‘Identification’ in CFA and SEM

Identification refers to the idea that a model is ‘estimable’, or more specifically whether there is a single best solution for the parameters specified in the model. An analogy would be the ‘line of best fit’ in regression - if we could draw two lines that fit the data equally well then our method doesn’t enable us to choose between these possibilities, and is essentially meaningless (or uninterpretable, anyway).

This is a complex topic, but David Kenny has an excellent page here which covers identification in lots of detail: http://davidakenny.net/cm/identify.htm.
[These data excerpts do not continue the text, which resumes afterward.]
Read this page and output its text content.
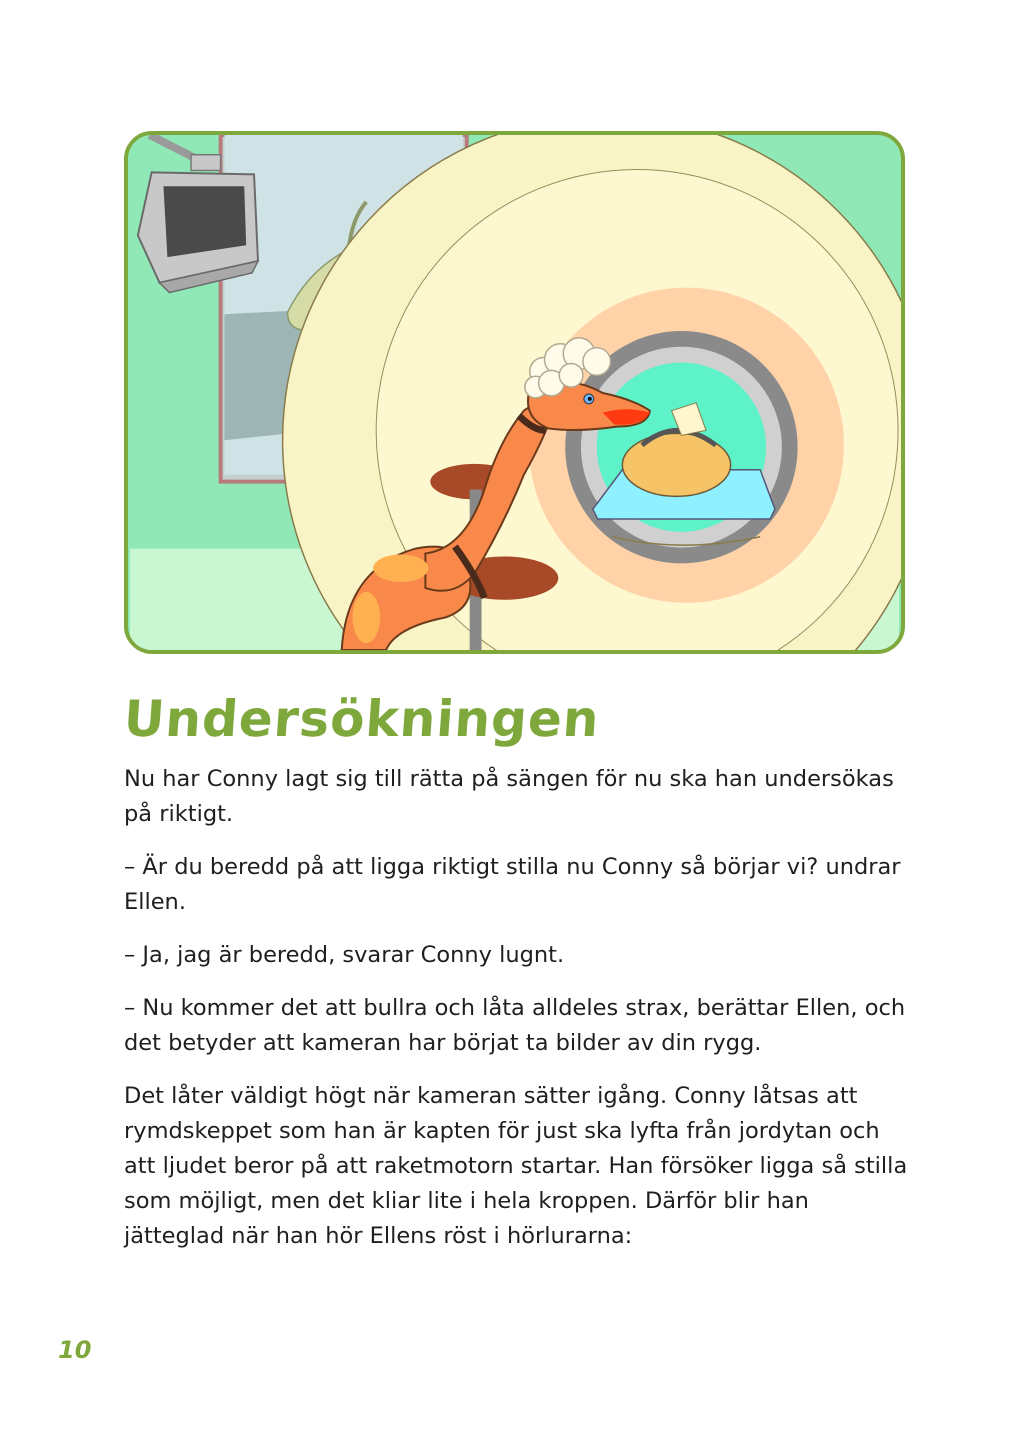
Undersökningen

Nu har Conny lagt sig till rätta på sängen för nu ska han undersökas på riktigt.

– Är du beredd på att ligga riktigt stilla nu Conny så börjar vi? undrar Ellen.

– Ja, jag är beredd, svarar Conny lugnt.

– Nu kommer det att bullra och låta alldeles strax, berättar Ellen, och det betyder att kameran har börjat ta bilder av din rygg.

Det låter väldigt högt när kameran sätter igång. Conny låtsas att rymdskeppet som han är kapten för just ska lyfta från jordytan och att ljudet beror på att raketmotorn startar. Han försöker ligga så stilla som möjligt, men det kliar lite i hela kroppen. Därför blir han jätteglad när han hör Ellens röst i hörlurarna:

10
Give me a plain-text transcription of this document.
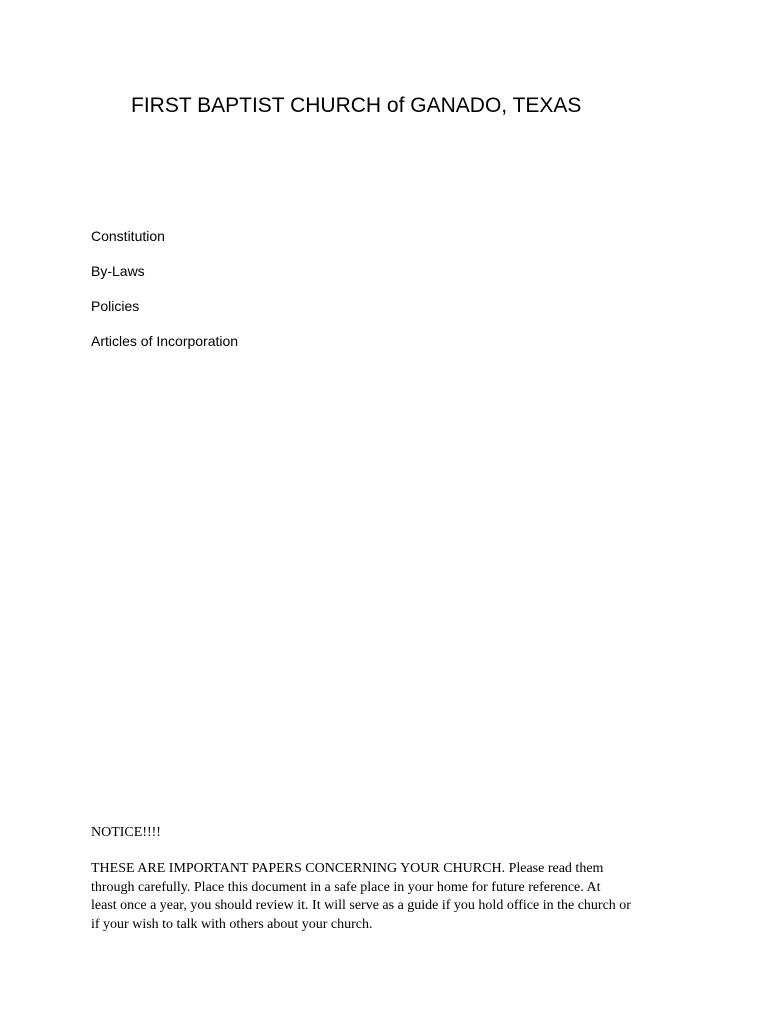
FIRST BAPTIST CHURCH of GANADO, TEXAS
Constitution
By-Laws
Policies
Articles of Incorporation
NOTICE!!!!

THESE ARE IMPORTANT PAPERS CONCERNING YOUR CHURCH. Please read them
through carefully. Place this document in a safe place in your home for future reference. At
least once a year, you should review it. It will serve as a guide if you hold office in the church or
if your wish to talk with others about your church.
Some of the key ideas to takeaway are:

  • Feedback loops and other non-recursive models are likely to cause problems without special attention.

  • Latent variables need a scale. To do this either fix their variance, or fix a factor loading to 1.

  • You need ‘enough data’. Normally this will be at least 3 measured variables per latent. Sometimes 2 is enough, provided the errors of these variables are uncorrelated, but you may struggle to fit models because of ‘empirical under-identification’9

  • If a model is non-identified, it may either i) fail to run or, worse, ii) produce spurious results.

Rule B

For structural models, ‘Rule B’ also applies when deciding when a model is identified: No more than one of the following statements should be true about variables or latents in your model:

  • X directly causes Y
  • Y directly causes X
  • X and Y have a correlated disturbance
  • X and Y are correlated exogenous variables

But see http://davidakenny.net/cm/identify_formal.htm#RuleB for a proper explanation.

  1. Note, indicators themselves should be correlated with one another in a bivariate correlation matrix. It’s only the errors which should be uncorrelated.